A default by the socialist government ruling Greece is almost inevitable at this point, with European governments rushing to unload onto taxpayers the bad debt held by banks. And according to Greenspan, the problems swamping Europe are hurting the U.S. economy — and they could even lead to another American recession.
“The reason we are so sluggish is the level of uncertainty,” he explained. “The general feeling out there is of a lull before the storm.”
Countless experts not on the EU behemoth’s payroll agree with Greenspan’s assessment of the euro. Many analysts are even more pessimistic as the supranational regime scrambles to implement more “economic integration” to keep the single currency afloat.
But Greenspan’s comments on gold — widely accepted among economists — fly in the face of recent statements made by current Fed chief Ben Bernanke. In mid-July, Congressman Ron Paul (R-Texas), the chairman of the House Subcommittee on Monetary Policy, asked Bernanke whether he thought gold is money.
“No,” Bernanke promptly responded, claiming that central banks held gold because of “tradition.” Greenspan, on the other hand, has a long and complicated history of positions on gold.
Before assuming control of the Fed, he was a vehement advocate of gold as currency. In a 1966 essay entitled “Gold and Economic Freedom,” he even argued that fiat money was incompatible with liberty — something of a scam to secretly loot the public.
“In the absence of the gold standard, there is no way to protect savings from confiscation through inflation. There is no safe store of value,” he wrote. “Deficit spending is simply a scheme for the confiscation of wealth. Gold stands in the way of this insidious process.

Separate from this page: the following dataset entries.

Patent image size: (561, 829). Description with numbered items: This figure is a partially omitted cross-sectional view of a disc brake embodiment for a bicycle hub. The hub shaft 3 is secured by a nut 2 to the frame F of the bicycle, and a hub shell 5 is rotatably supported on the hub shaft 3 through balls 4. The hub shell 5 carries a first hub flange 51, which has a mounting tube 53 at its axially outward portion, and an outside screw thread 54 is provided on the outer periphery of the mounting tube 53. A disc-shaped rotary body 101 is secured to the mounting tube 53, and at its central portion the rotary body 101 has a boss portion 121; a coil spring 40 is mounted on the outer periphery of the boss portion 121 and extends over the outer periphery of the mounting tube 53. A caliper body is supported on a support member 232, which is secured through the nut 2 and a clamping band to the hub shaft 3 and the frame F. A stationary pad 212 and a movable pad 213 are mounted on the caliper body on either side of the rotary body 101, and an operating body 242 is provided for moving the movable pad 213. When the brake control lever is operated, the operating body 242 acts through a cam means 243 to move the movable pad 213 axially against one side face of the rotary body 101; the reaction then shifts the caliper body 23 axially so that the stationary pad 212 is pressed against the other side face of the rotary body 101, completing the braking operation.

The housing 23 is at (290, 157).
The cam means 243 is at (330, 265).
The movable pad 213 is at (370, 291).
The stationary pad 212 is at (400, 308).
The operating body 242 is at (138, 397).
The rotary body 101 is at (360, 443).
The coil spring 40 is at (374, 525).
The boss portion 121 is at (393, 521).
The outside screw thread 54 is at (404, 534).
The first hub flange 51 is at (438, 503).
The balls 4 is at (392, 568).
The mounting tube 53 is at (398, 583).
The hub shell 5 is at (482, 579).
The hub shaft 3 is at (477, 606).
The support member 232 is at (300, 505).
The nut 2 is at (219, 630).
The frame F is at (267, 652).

It stands as a protector of property rights.”
But sometime before becoming chairman of the privately owned central bank, Greenspan drastically changed his tune. More than once, he claimed that because monetary authorities were already behaving as if there were a gold standard in place, a true gold standard to rein in central banks was unnecessary.
Greenspan also made a startling admission in 1998 before the House Banking Committee, essentially explaining that the Fed was deliberately suppressing gold prices through market manipulation. “Central banks stand ready to lease gold in increasing quantities, should the price of gold rise,” he testified.
Since Greenspan’s days at the helm of U.S. monetary policy, the value of American dollars has continued to plunge even against other fiat currencies. Meanwhile, the price of gold has almost tripled.
As the value of nearly all fiat currencies around the world keeps dropping in real terms, many prominent and well-established economists are forecasting unprecedented economic turmoil in the not-too-distant future. Greenspan’s comments earlier this week may have been only scratching the surface.